THE French minister delegate for European affairs, Mr Pierre Moscovici, a long-time aide to the Prime Minister, Mr Lionel Jospin, jolted the summit in Amsterdam yesterday when he implied that EMU was not certain.
"The next six months will be absolutely decisive," he told French radio. "Then there will be a political discussion between Europeans to know whether, yes or no, we will create the single currency.
The Jospin government was determined to carry out its economic programme, Mr Moscovici said. "We must see what will be the situation of our public finances, and it is in light of this situation that we will decide whether or not to move to the euro. I really hope we will."
After Mr Moscovici's remarks sent a shudder through the gathering, Mr Jospin issued a statement reaffirming his desire to achieve EMU within established deadlines.
Despite lingering doubts about the Jospin government's commitment to European integration, the summit reassured France's partners that "cohabitation" between the Gaullist President and Socialist Prime Minister can function. The debate on European employment policy and the tentative scheduling of a conference on the same subject next autumn also allowed Mr Jospin to save face with voters to whom he promised a more humane Europe.
The consensus among French politicians yesterday was that the Amsterdam compromise, which added a resolution on growth and employment to the Dublin Stability Pact, was a modest victory for Mr Jospin, for "cohabitation", for Europe and the euro. "The merit of the French government is to have opened a debate which otherwise would not have taken place," Mr Moscovici said.
By accepting the compromise, France found an honourable exit to a crisis of its own making, but commentators said the experience was necessary and even salutary.
"We had to make European integration less monetary, less technical, less orthodox," an editorial in Liberation said. "Otherwise the peoples of Europe would have drawn away from it, otherwise the wishes of French voters would have been ignored... So we talked about employment, social cohesion, growth, recovery, solidarity - and not just criteria, exchange rates, debt percentages and rigour. All that had smelled a little stale; we opened a window."
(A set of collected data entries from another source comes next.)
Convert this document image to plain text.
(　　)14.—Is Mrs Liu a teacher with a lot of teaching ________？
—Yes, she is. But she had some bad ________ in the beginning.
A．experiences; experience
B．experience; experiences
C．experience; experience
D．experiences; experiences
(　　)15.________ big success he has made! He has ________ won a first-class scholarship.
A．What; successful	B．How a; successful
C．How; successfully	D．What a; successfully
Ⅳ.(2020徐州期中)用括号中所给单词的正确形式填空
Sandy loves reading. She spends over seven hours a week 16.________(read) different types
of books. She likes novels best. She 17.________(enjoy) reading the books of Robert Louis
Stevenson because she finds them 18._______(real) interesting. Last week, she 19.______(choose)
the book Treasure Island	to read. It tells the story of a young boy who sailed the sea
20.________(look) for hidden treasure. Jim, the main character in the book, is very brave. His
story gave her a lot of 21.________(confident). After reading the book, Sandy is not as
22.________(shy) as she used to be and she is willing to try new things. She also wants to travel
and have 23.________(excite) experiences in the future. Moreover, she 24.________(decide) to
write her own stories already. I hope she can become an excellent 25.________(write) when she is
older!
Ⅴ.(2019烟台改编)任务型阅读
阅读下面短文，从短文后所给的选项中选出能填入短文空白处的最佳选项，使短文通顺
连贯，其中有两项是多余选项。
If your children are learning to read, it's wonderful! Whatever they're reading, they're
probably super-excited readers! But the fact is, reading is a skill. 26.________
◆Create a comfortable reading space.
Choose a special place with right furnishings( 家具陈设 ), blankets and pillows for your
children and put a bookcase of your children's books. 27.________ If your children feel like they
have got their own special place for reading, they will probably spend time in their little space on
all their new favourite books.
Mr Jospin may not have realised his oft-stated goal of reorienting European integration, but French Socialists hope the vague text appended to the Stability Pact will be the thin end of the wedge.
Mr Dominique Strauss-Kahn, the French finance and economics minister who precipitated a week-long crisis when he tried to postpone the signing of the Stability Pact, noted that the Common Agricultural Policy was based on just a few sentences in the treaty of European Union. Likewise, he felt, the newly adopted text on growth and employment could be an important starting point.
Only two of Mr Jospin's four demands concerning the euro were addressed at Amsterdam: the most important - for a growth and employment pact - has been settled. His request for an "economic government" to counter-balance the European central bank gave way to a more amorphous "economic pole" to co-ordinate policies. The demand for a competitive euro may be solved by the appreciation of the dollar against European currencies. The last condition, that Italy and Spain participate in EMU, will resurface later.